Moi, je ne sais plus trop ce que veut dire un centre-ville.

S’il y a des centralités intercommunales, il y a des dynamiques, ce qui se passe autour d’une gare du Grand Paris ou d’une gare TGV lorsqu’elle se réalise se conçoit sur des échelles qui dépassent largement l’échelle communale.

JACQUES PAQUIER – Il a beaucoup été question de transformations ce matin. Transformation de bureaux en logements, mais aussi densification des zones pavillonnaires en insistant, les intervenants les uns après les autres, sur la nécessité de faire bouger les lignes, de créer par exemple un statut de micropromoteur pour des propriétaires qui voudraient densifier leur pavillon et faire sauter quelques verrous qui freinent à la fois la transition et la construction. C’est une des missions que vous avez assignées au CNR. Va-t-elle déboucher sur une loi ?

OLIVIER KLEIN – J’évite d’écrire la fin de l’histoire avant de l’avoir regardée, même s’il m’arrive de « binger » le week-end, comme d’autres le font avec des séries, quand j’ai envie. Mais c’est rare, j’ai de moins en moins le temps de « binger ». Je crois qu’il faut tout s’autoriser. Les zones pavillonnaires, je ne suis pas de ceux qui les pointent du doigt en disant « c’est fini, ça ne peut plus exister », etc. Parce que c’est aussi un rêve que beaucoup de Français ont. Néanmoins, ces zones doivent évoluer parce que ce sont aussi des lieux de paupérisation, des lieux de vieillissement. Des zones aussi avec de grands pavillons construits dans les années 1960 qui d’un seul coup tombent dans les mains d’un propriétaire plus ou moins délicat qui le scinde en quatre ou cinq appartements. On n’y prend pas garde et on s’en rend compte seulement quand les boîtes aux lettres et les voitures se multiplient dans le quartier. Ces zones pavillonnaires sont un enjeu majeur. Il faut tout regarder, et peut-être même les statuts de micropromoteurs.

Aujourd’hui, il faut à la fois protéger le propriétaire et le locataire. Et on a besoin de proposer au-delà du logement social classique, du logement en location à des prix abordables.

Et puis, il y a la fin du Pinel, il y a la fin d’un certain nombre d’outils de défiscalisation. Ce sont tous ces outils-là que le CNR va essayer d’aborder dans ses trois groupes de travail.

Si, in fine, il y a des éléments législatifs nécessaires, oui, on prendra les textes nécessaires, mais, là encore, sans a priori.

Si c’est possible et s’il y a une majorité pour le faire, on le fera.

Pour finir, je voudrais dire que je crois à la force de nos partenariats avec les aménageurs. Je crois vraiment au rôle des établissements publics fonciers. La manière dont l’EPFIF est présent à côté des élus locaux pour réfléchir à la ville de demain. C’est rassurant quand on est Maire de savoir qu’on peut avoir ce type de partenariat, parce que, sinon, c’est la loi du marché. Je pense aussi que chacun doit évoluer dans ses métiers, et l’EPFIF le fait.

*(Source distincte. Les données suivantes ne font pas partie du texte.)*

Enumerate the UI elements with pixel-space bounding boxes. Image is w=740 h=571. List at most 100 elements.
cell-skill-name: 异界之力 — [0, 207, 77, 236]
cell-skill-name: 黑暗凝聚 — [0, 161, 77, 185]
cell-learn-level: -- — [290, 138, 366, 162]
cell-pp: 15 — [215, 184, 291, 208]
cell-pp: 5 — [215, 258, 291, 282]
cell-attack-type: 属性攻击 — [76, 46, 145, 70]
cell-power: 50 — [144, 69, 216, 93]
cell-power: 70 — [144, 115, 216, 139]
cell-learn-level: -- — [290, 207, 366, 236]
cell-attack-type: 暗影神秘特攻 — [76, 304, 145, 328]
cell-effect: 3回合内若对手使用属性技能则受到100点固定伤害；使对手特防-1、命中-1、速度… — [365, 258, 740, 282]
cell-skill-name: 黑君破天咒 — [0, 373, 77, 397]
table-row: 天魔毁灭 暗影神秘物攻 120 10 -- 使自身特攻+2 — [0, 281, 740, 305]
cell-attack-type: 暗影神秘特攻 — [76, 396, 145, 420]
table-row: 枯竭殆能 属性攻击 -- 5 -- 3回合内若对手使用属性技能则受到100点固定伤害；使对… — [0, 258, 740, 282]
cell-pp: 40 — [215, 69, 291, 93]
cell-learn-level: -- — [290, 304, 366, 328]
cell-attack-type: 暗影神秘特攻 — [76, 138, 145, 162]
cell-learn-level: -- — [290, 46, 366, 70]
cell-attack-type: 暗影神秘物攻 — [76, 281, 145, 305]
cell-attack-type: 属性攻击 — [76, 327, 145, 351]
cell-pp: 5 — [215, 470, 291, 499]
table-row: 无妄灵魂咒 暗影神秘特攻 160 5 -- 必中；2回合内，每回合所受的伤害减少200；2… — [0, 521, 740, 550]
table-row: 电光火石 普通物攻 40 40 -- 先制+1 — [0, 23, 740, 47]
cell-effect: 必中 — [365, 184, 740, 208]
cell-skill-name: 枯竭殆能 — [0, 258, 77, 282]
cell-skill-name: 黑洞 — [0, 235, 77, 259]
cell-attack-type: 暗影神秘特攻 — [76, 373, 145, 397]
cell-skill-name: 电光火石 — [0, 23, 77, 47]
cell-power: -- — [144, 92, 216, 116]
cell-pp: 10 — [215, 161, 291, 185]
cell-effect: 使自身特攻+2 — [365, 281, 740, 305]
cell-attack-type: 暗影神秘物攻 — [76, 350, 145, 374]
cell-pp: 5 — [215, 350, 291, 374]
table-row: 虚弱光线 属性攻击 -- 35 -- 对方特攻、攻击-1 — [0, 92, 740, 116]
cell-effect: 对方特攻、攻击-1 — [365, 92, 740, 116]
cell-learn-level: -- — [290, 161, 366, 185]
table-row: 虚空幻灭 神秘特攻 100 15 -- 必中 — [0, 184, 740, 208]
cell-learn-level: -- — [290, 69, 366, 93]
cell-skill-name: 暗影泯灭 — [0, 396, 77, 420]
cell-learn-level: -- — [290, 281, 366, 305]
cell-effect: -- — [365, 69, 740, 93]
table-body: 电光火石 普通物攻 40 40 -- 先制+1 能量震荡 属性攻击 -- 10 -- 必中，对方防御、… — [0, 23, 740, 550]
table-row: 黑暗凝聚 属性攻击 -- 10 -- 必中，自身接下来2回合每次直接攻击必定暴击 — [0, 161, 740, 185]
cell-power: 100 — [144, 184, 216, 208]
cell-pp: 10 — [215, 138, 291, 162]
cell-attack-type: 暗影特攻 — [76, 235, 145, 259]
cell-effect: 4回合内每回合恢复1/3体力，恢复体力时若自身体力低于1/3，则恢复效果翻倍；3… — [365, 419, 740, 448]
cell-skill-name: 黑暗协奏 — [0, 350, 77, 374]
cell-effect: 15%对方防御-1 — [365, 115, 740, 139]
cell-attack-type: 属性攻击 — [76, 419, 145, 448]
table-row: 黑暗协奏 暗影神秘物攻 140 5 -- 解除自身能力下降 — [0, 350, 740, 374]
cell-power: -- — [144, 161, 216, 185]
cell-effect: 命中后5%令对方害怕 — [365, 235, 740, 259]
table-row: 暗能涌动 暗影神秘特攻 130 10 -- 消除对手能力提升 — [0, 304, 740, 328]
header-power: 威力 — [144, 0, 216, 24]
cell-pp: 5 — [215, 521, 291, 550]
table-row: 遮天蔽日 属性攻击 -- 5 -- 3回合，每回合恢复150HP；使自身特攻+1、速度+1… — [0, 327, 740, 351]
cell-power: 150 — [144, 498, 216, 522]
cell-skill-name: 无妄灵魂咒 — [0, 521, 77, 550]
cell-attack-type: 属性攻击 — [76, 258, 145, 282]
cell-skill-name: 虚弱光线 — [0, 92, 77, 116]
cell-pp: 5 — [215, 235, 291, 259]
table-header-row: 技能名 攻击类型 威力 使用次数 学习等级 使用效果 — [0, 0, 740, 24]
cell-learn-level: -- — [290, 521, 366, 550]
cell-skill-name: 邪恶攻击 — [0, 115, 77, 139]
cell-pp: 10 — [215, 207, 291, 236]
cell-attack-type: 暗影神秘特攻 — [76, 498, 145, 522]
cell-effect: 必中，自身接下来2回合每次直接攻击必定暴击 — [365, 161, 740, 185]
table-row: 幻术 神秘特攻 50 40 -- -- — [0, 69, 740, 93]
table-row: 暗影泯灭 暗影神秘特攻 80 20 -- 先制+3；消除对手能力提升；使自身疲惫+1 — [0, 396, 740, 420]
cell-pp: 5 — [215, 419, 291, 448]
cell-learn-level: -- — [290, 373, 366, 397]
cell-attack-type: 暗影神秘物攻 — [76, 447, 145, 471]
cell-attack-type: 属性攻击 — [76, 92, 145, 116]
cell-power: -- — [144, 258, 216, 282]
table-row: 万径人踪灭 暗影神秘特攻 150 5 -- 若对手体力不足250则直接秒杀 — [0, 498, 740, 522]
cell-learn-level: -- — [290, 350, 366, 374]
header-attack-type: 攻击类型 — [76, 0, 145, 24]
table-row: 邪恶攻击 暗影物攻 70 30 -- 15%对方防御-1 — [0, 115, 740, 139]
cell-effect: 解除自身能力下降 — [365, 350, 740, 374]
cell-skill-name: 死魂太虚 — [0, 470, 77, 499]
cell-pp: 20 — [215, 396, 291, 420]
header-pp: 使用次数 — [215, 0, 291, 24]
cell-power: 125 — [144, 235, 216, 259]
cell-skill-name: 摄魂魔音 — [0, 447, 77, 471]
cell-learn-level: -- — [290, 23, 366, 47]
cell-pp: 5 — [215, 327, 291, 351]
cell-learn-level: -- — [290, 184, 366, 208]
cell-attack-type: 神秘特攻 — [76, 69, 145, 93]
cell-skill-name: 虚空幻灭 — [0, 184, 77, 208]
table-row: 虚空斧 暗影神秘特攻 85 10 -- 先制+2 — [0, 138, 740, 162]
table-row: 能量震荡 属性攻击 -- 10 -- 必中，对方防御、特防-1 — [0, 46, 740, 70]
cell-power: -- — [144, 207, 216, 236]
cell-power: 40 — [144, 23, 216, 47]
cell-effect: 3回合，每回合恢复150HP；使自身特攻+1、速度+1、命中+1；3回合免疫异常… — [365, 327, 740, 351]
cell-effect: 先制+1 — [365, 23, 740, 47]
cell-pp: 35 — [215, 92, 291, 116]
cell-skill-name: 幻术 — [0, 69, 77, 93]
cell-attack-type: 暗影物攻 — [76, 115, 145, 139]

Je parlais tout à l’heure de l’habitat pavillonnaire et l’EPFIF s’est doté d’une capacité à être le partenaire d’un certain nombre de villes, avec la SIFAE, pour être présent dans cette question-là.

Le monde du logement et celui de l’aménagement sont des mondes extrêmement partagés dans lesquels on a besoin de tous les acteurs. On a besoin de se réinventer, on a besoin de créer de nouveaux outils, parce que ce besoin de construire plus pour loger plus est essentiel si on veut éviter que le logement devienne une bombe sociale.